Principal AI Research Scientist Post-Training · Alignment · Reinforcement Learning Autodesk AI Lab: London · San Francisco · Toronto · Remote (US/CA/EU
Autodesk
Software Engineering, Data Science
Massachusetts, USA · Boston, MA, USA
Job Requisition ID #
Position Overview
Autodesk's domains — architecture, engineering, construction, manufacturing, media & entertainment — provide a distinctive research environment: rich structured data, long-horizon reasoning tasks, and real-world evaluation grounded in professional workflows. Uniquely, decades of investment in physics simulation engines, CAD kernels, and computational design tools give us something most labs don't have: high-fidelity, domain-grounded verifiers that can serve as reward signals for post-training. Rather than relying solely on human preference data, we can ground reinforcement learning in the laws of physics and the constraints of real engineering. These are exactly the kinds of challenges — and assets — that make post-training and alignment research here genuinely distinctive.
We publish at NeurIPS, ICML, ICLR, CVPR, and SIGGRAPH. We collaborate with leading academic and industry labs. And we have a direct line from research advances to product impact at scale. This is not a role where research sits behind a wall from engineering — you will see your work matter.
Respoinsibilities
Post-training for model development — from RLHF and preference optimization to agentic systems and long-horizon reasoning
Develop novel algorithms that improve model reliability, controllability, and alignment
Make principled architectural decisions about when to address challenges at the pre-training, post-training, or system level
Design and run experiments that shape model behavior, robustness, and reasoning quality
Partner with infrastructure teams to build scalable, reproducible post-training workflows
Contribute to publications, patents, and Autodesk's external research visibility
Design evaluation frameworks for long-horizon reasoning, tool use, agentic behavior, safety, and real-world workflow completion
Lead rigorous model analysis and interpretability efforts
Drive human-in-the-loop evaluation with high annotation quality and sound scientific methodology
Establish model readiness criteria and provide go/no-go recommendations for releases
Communicate technical risks, limitations, and trade-offs clearly to leadership
Minimum Requirements
Deep hands-on expertise in reinforcement learning for foundation models, and fluency with post-training methods (RLHF, RLAIF, DPO, PPO, or adjacent approaches)

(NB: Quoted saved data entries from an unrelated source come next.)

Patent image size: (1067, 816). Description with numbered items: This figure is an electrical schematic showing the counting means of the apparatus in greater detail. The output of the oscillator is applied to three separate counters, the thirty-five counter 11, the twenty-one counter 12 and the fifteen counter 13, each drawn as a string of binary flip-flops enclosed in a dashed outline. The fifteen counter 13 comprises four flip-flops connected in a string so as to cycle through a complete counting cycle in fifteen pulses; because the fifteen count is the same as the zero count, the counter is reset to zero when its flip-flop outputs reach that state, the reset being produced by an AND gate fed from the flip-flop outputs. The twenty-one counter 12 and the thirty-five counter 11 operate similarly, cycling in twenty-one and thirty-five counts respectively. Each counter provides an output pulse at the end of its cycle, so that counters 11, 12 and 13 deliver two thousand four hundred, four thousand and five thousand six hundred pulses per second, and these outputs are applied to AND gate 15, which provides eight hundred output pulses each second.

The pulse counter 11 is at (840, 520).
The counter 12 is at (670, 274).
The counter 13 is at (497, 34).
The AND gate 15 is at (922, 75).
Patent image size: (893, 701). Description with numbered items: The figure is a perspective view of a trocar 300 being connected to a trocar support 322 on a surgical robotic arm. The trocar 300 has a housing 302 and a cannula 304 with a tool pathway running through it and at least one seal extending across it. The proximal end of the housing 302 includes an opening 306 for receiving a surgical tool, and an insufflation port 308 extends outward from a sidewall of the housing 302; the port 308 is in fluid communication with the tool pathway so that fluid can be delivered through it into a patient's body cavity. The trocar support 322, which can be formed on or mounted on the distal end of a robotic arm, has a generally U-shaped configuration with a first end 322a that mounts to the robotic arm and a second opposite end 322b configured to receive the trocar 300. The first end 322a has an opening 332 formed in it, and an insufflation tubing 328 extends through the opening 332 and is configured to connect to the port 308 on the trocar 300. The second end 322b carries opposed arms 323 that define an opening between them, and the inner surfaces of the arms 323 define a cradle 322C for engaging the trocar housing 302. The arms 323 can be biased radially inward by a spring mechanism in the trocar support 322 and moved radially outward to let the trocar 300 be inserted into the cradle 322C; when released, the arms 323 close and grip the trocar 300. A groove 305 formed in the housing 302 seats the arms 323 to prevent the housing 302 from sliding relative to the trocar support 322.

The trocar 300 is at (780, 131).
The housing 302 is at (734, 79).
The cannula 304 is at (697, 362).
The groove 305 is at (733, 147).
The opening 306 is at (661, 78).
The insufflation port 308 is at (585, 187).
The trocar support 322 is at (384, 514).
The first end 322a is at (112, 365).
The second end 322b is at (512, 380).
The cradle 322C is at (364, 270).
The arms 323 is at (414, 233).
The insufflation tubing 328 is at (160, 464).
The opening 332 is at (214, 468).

Proven experience leading or mentoring technical research teams — whether in an academic lab, AI research organization, or industry setting
Strong intuition for model behavior, alignment challenges, and post-training trade-offs
Experience designing evaluation systems and thinking rigorously about what it means for a model to be ready
Ability to communicate complex technical trade-offs clearly to both technical and non-technical audiences
A PhD or equivalent depth of industry research experience in ML, RL, AI, or a related field
Experience at a frontier model lab or advanced applied AI organization
A strong publication record at leading ML or AI venues
Background in alignment research, preference learning, or agentic AI
Experience deploying or supporting production AI systems
Familiarity with large-scale training infrastructure and compute trade-offs
At Autodesk, we're building a diverse workplace and an inclusive culture to give more people the chance to imagine, design, and make a better world. Autodesk is proud to be an equal opportunity employer and considers all qualified applicants for employment without regard to race, color, religion, age, sex, sexual orientation, gender, gender identity, national origin, disability, veteran status or any other legally protected characteristic. We also consider for employment all qualified applicants regardless of criminal histories, consistent with applicable law.